The Romans greatly admired the cities of Greece and the East, and adapted the arch, the vault and the cupola from the later. This gave Roman architecture its characteristic grandeur. In their temples they copied some Greek elements, although the Roman Pantheon turned out to be an artistic revolution because of its circular base and the fact that it had a cupola, whereas the Greek temples were rectangular.

Some Roman architectural works which stood out were the arches of triumph, commemorative columns and the basilicas.
Important public works were the roads, (straight roads such as the Via Appia), bridges, aqueducts, public baths and hot springs.
Roman sculpture is distinguished by its inclination towards portraits and realism, which explains why the most well known Roman works of art are their busts and their equestrian statues. Furthermore, the Romans specialised in carving beautiful historical relieves onto their arches of triumph and columns.

The decoration of houses and some other buildings (such as baths) with beautiful and magnificent frescos and mosaics became widespread. The best conserved paintings are the murals of Pompeii which show different styles used successively from the 2nd Century B.C. until the destruction of the city in 79 A.D.


Original Roman religion worshipped supernatural forces called numina, such as Faunus and Flora.

It is worth noting that the transcendence of religion in Rome was not the same as in other civilizations such as ancient Greece. Therefore, when these two peoples came into contact, the Romans assimilated the Greek gods into their theogony (the doctrine about the origin and genealogy of gods).

The cult of these divinities only affected the Romans at a superficial level. Therefore the most important Roman gods (along with their Greek homologues) were: Jupiter (Zeus), Mars (Ares), Phoebus (Apollo), Neptune (Poseidon) and Bacchus (Dionysus). The goddesses were Juno (Hera), Diana (Aphrodite), and Minerva (Athena). Prominent among the gods were Jupiter, Juno and Minerva, who formed the «Capitoline Triad» (so named for having its temple in the Capitolium.)
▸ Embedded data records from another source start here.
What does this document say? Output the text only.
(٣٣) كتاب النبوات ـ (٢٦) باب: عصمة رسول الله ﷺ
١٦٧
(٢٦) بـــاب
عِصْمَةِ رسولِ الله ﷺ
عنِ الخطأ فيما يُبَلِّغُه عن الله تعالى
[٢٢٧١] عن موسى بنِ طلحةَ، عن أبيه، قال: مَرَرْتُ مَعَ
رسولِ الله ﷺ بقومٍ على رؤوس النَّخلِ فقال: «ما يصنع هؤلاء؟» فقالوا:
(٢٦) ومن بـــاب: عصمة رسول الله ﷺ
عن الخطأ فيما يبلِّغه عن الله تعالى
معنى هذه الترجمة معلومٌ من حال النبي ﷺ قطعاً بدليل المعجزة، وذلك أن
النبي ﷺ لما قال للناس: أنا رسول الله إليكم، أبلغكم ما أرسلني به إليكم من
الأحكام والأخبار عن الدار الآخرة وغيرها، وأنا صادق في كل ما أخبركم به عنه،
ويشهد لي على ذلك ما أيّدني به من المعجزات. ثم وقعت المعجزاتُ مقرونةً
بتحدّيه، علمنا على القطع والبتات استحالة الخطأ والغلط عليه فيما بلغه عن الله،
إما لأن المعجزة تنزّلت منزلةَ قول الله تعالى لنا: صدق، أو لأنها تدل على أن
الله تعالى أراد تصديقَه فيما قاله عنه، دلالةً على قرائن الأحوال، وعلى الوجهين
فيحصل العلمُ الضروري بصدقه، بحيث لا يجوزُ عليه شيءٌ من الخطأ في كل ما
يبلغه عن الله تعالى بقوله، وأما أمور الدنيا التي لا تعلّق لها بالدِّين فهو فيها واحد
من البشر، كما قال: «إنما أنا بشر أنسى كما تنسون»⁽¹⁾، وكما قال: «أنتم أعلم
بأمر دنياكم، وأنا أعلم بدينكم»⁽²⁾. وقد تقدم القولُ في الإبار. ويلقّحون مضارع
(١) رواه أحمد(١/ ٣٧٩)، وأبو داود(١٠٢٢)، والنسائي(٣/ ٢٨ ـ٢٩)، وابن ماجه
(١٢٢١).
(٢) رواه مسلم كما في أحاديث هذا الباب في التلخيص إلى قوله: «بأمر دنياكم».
However, contact with the East from the 1st Century A.D onwards gave place to a real invasion of Eastern religions such as the religion of Isis (of Egyptian origin) or of Mithra (of Persian origin). Finally in the Low Empire, Christianity, following Theodosius’ recognition, eventually overcame other religions.

Roman Law

The importance of Roman laws lies in its providing, to a great extent, the foundations for the canonical law of the Catholic Church and the majority of the legal systems of modern nations.

The first body of laws was the code named «The Law of the Twelve Tablets» (451 B.C.), written down as a consequence of the pressures the plebs applied to achieve political equality.

Other decrees coming from the emperor, the praetors, and Senate were added to this legal body.

The Roman jurists (specialists in law) distinguished between public law, private law and international law. The first regulated relations between the State and citizens; the second, relations among citizens, and the third, relations between different peoples.
Gaius, Papinianus, Ulpianus, Modestinus and Paulus were the most well known jurists.


The fundamental objective of Roman education, carried out mainly in the bosom of the family, was to instil respect for traditional values.

Children of wealthy parents continued their education in schools at the age of six. Here, masters imparted an education based on the Greek model, giving students basic notions about reading, writing and mathematics.

When they reached the age of 11, a grammaticus (advanced teacher) taught them literature and the sciences (mathematics and astronomy). Having reached the age of 14, the youths who wanted to devote themselves to politics had to study oratory. Girls learnt to perform domestic tasks, while the poorest boys had to work.

In the last years of the empire, educational institutions which were true universities existed in the main cities (Rome, Athens and Byzantine). The teachers were designated by the State and they, as well as the students, enjoyed fiscal exemptions.